Ron grew up in Great Yarmouth's Rows, leaving school at 14 because his family could not afford the grammar school uniform.
When the war came many, including Betty, were evacuated but Ron stayed on volunteering for the Navy aged 16.
In February 1944 on a posting back home he met Betty at a youth club in Cobholm.
Ron's service then took him to Canada and New York and during another home leave, and ahead of an expected posting to India, the couple married.
But the posting never came, and instead Ron went into the building trade, moving to the Ministry of Works and a job at the NATO headquarters in Germany where the couple lived for eight years learning German and where two of their children went to school
Betty, nee Parker, hails from St Nicholas Road in Great Yarmouth and worked as a doctor's receptionist and then at Arnolds (later Debenhams)
She was also a talented seamstress, teaching dress-making while in Germany.
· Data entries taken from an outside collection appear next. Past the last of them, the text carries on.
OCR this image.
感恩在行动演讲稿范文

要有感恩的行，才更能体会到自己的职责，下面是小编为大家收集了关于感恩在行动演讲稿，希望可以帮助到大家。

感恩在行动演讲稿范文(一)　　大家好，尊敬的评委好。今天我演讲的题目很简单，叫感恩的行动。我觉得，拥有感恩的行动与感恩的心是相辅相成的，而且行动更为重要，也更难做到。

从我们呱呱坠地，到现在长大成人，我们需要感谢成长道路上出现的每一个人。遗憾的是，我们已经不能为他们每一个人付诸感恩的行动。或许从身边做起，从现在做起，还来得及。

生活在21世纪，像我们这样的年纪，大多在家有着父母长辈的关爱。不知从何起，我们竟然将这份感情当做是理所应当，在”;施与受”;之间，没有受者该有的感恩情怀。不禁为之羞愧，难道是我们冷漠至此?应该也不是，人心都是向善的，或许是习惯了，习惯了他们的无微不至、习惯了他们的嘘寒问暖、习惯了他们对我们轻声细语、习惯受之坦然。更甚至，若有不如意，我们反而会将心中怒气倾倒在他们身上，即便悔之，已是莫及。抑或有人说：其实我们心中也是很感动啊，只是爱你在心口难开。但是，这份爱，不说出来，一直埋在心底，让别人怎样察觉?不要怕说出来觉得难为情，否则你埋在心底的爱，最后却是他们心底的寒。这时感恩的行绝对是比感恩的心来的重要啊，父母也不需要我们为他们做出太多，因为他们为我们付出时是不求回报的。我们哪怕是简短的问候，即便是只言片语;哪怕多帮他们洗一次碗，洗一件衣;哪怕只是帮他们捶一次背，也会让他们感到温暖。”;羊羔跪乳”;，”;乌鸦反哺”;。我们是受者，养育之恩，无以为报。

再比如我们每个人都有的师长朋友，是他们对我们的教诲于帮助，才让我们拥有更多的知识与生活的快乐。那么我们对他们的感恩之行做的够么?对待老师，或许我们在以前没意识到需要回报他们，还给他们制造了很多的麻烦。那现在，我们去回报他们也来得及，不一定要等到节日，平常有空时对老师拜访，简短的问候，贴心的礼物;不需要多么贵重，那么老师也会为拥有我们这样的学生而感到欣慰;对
They have three children Paul, married to Tina, Barry, and Linda and her husband Bill, four grandchildren Ben, Jenny, Mark and Stephen, and six great grandchildren Rufus, Juniper, Edward, Daniel, Rowan and Fergus.
Paul said: "They have always looked after themselves, are remarkably fit and healthy, even for people half their age, and love each other to bits.
"Not many people have been married for 75 years.
"Apart from being like two peas in a pod and having always been totally devoted to each other, they share everything, and never ever let the sun go down
on a quarrel, and have always been totally supportive of each other."